And I can prove it!
I wrote a very sad scene today. When I do it well, the emotions carry over from fiction to reality and affect the way I feel. It’s almost as if I’m the one who’s suffered the loss, not my character. And it’s not just writing that affects me this way either. It’s reading, too. It’s why I really don’t like the book Gone With The Wind. Because to this day I have a very vivid memory of reading that book in high school and getting so completely depressed by it. Everything was so hopeless! Well, that and the fact that I never really liked Scarlett, and I thought Ashley was a simp, plus I never thought Clark Gable was good looking and even though he only played Rhett in the movie, I couldn’t get his face out of my head. But mostly it was the bleakness of it all.
But I can’t blame Margaret Mitchell for today. Today it was all on me. On the other hand, the scene just totally killed and Duncan is coolness personified. Uh huh.
But back to why I’m not a sociopath … not that anyone has accused me of it … lately. It’s because I have feelings!

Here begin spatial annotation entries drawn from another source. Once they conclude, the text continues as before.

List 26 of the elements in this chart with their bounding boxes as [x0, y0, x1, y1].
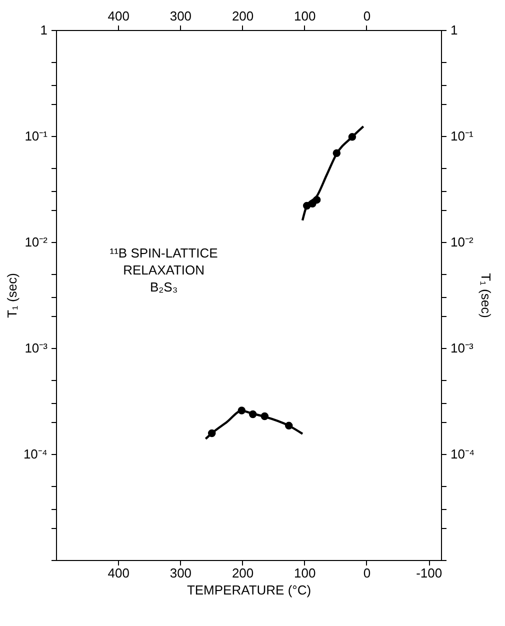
x-axis-title: TEMPERATURE (°C) [186, 582, 312, 598]
text: 10⁻⁴ [450, 446, 475, 462]
x2-tick-label: 400 [108, 8, 130, 24]
y2-axis-title: T₁ (sec) [478, 273, 494, 318]
y-tick-label: 10⁻³ [24, 340, 48, 356]
x-tick-label: -100 [416, 566, 442, 580]
x2-tick-label: 300 [170, 8, 192, 24]
text: 10⁻² [450, 234, 474, 250]
x-tick-label: 100 [294, 566, 316, 580]
text: 1 [450, 22, 458, 38]
x2-tick-label: 0 [363, 8, 371, 24]
x2-tick-label: 100 [294, 8, 316, 24]
y-axis-title: T₁ (sec) [4, 273, 20, 318]
line-series [301, 125, 364, 222]
x-tick-label: 400 [108, 566, 130, 580]
text: 10⁻³ [450, 340, 474, 356]
x-tick-label: 200 [232, 566, 254, 580]
y-tick-label: 10⁻⁴ [23, 446, 48, 462]
y-tick-label: 10⁻² [24, 234, 48, 250]
x-tick-label: 300 [170, 566, 192, 580]
y-tick-label: 1 [40, 22, 48, 38]
x-tick-label: 0 [363, 566, 371, 580]
y-tick-label: 10⁻¹ [24, 128, 48, 144]
x2-tick-label: 200 [232, 8, 254, 24]
annotation: ¹¹B SPIN-LATTICE RELAXATION B₂S₃ [110, 245, 218, 294]
text: 10⁻¹ [450, 128, 474, 144]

I feel for my characters, I have felt in real life the emotions I write into fiction. I have lost people I loved, I’ve had my heart broken (more than once) and I’ve been (and still am) in love.
Goodness! Where’d that come from? Okay, on to cheerier topics, I feel a contest coming on. I think I’ll announce it next week and it will be for my readers, because in order to win, you’ll have to have read the books and paid attention to detail! Mwaahhahahahahahaha. (cough, cough, hack, hack)
For now, though, I’m going back to my laptop and my ice cream drumstick (that’s my reward for being a good writer and buckling down to work!)
Have a wonderful week and be sure to come back next Monday for the new contest! There will be a prize, because what’s a contest without a prize? Just another effing pop quiz.